In mathematics, an infinite geometric series of the form
$\sum_{n=1}^\infty ar^{n-1} = a + ar + ar^2 + ar^3 +\cdots$
is divergent if and only if $|r| >= 1.$ Methods for summation of divergent series are sometimes useful, and usually evaluate divergent geometric series to a sum that agrees with the formula for the convergent case
$\sum_{n=1}^\infty ar^{n-1} = \frac{a}{1-r}.$
This is true of any summation method that possesses the properties of regularity, linearity, and stability.

==Examples==
In increasing order of difficulty to sum:
- 1 − 1 + 1 − 1 + ⋯, whose common ratio is −1
- 1 − 2 + 4 − 8 + ⋯, whose common ratio is −2
- 1 + 2 + 4 + 8 + ⋯, whose common ratio is 2
- 1 + 1 + 1 + 1 + ⋯, whose common ratio is 1.

==Motivation for study==
It is useful to figure out which summation methods produce the geometric series formula for which common ratios.
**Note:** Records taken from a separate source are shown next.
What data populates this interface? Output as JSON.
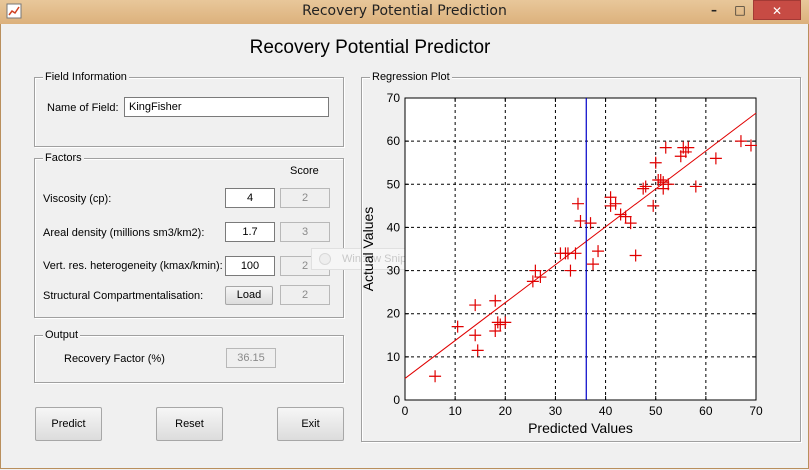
{
  "window": {
    "title": "Recovery Potential Prediction",
    "minimize": "–",
    "maximize": "□",
    "close": "✕",
    "icon": "matlab-figure-icon"
  },
  "heading": "Recovery Potential Predictor",
  "field_info": {
    "title": "Field Information",
    "name_label": "Name of Field:",
    "name_value": "KingFisher"
  },
  "factors": {
    "title": "Factors",
    "score_header": "Score",
    "viscosity": {
      "label": "Viscosity (cp):",
      "value": "4",
      "score": "2"
    },
    "areal_density": {
      "label": "Areal density (millions sm3/km2):",
      "value": "1.7",
      "score": "3"
    },
    "heterogeneity": {
      "label": "Vert. res. heterogeneity (kmax/kmin):",
      "value": "100",
      "score": "2"
    },
    "compartment": {
      "label": "Structural Compartmentalisation:",
      "button": "Load",
      "score": "2"
    }
  },
  "output": {
    "title": "Output",
    "label": "Recovery Factor (%)",
    "value": "36.15"
  },
  "buttons": {
    "predict": "Predict",
    "reset": "Reset",
    "exit": "Exit"
  },
  "ghost_window": {
    "label": "Window Snip"
  },
  "chart_data": {
    "type": "scatter",
    "panel_title": "Regression Plot",
    "xlabel": "Predicted Values",
    "ylabel": "Actual Values",
    "xlim": [
      0,
      70
    ],
    "ylim": [
      0,
      70
    ],
    "xticks": [
      0,
      10,
      20,
      30,
      40,
      50,
      60,
      70
    ],
    "yticks": [
      0,
      10,
      20,
      30,
      40,
      50,
      60,
      70
    ],
    "grid": true,
    "marker": "+",
    "marker_color": "#e00000",
    "fit_line": {
      "x": [
        0,
        70
      ],
      "y": [
        5,
        66.5
      ],
      "color": "#e00000"
    },
    "vline": {
      "x": 36.15,
      "color": "#0000c8"
    },
    "points": [
      [
        6,
        5.5
      ],
      [
        10.5,
        17
      ],
      [
        14,
        15
      ],
      [
        14,
        22
      ],
      [
        14.5,
        11.5
      ],
      [
        18,
        23
      ],
      [
        18,
        16
      ],
      [
        18.5,
        18
      ],
      [
        19,
        17.5
      ],
      [
        20,
        18
      ],
      [
        25.5,
        27.5
      ],
      [
        26,
        30
      ],
      [
        27,
        28.5
      ],
      [
        31,
        34
      ],
      [
        32,
        34
      ],
      [
        32.5,
        34
      ],
      [
        33,
        30
      ],
      [
        34,
        34
      ],
      [
        34.5,
        45.5
      ],
      [
        35,
        41.5
      ],
      [
        37,
        41
      ],
      [
        37.5,
        31.5
      ],
      [
        38.5,
        34.5
      ],
      [
        41,
        47
      ],
      [
        41,
        45
      ],
      [
        42,
        45.5
      ],
      [
        43,
        43
      ],
      [
        44,
        42.5
      ],
      [
        45,
        41
      ],
      [
        46,
        33.5
      ],
      [
        47.5,
        49
      ],
      [
        48,
        49.5
      ],
      [
        49.5,
        45
      ],
      [
        50,
        55
      ],
      [
        50.5,
        51
      ],
      [
        51,
        51
      ],
      [
        51.5,
        50.5
      ],
      [
        51.5,
        49
      ],
      [
        52,
        58.5
      ],
      [
        52.5,
        50
      ],
      [
        55,
        56.5
      ],
      [
        55.5,
        58.5
      ],
      [
        56,
        57.5
      ],
      [
        56.5,
        58.5
      ],
      [
        58,
        49.5
      ],
      [
        62,
        56
      ],
      [
        67,
        60
      ],
      [
        69,
        59
      ]
    ]
  }
}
One application for this information is the so-called Borel-Okada principle: If a regular summation method assigns $\sum_{n=0}^{\infty} z^n$ to $1 / (1 - z)$ for all $z$ in a subset $S$ of the complex plane, given certain restrictions on $S$, then the method also gives the analytic continuation of any other function $f(z) = \sum_{n=0}^{\infty} a_n z^n$ on the intersection of $S$ with the Mittag-Leffler star for $f(z)$.

==Summability by region==

===Open unit disk===
Ordinary summation succeeds only for common ratios $|r| < 1.$

===Closed unit disk===
- Cesàro summation
- Abel summation

===Larger disks===
- Euler summation

===Half-plane===
The series is Borel summable for every z with real part < 1.

===Shadowed plane===
Certain moment constant methods besides Borel summation can sum the geometric series on the entire Mittag-Leffler star of the function 1/(1 − z), that is, for all z except the ray z ≥ 1.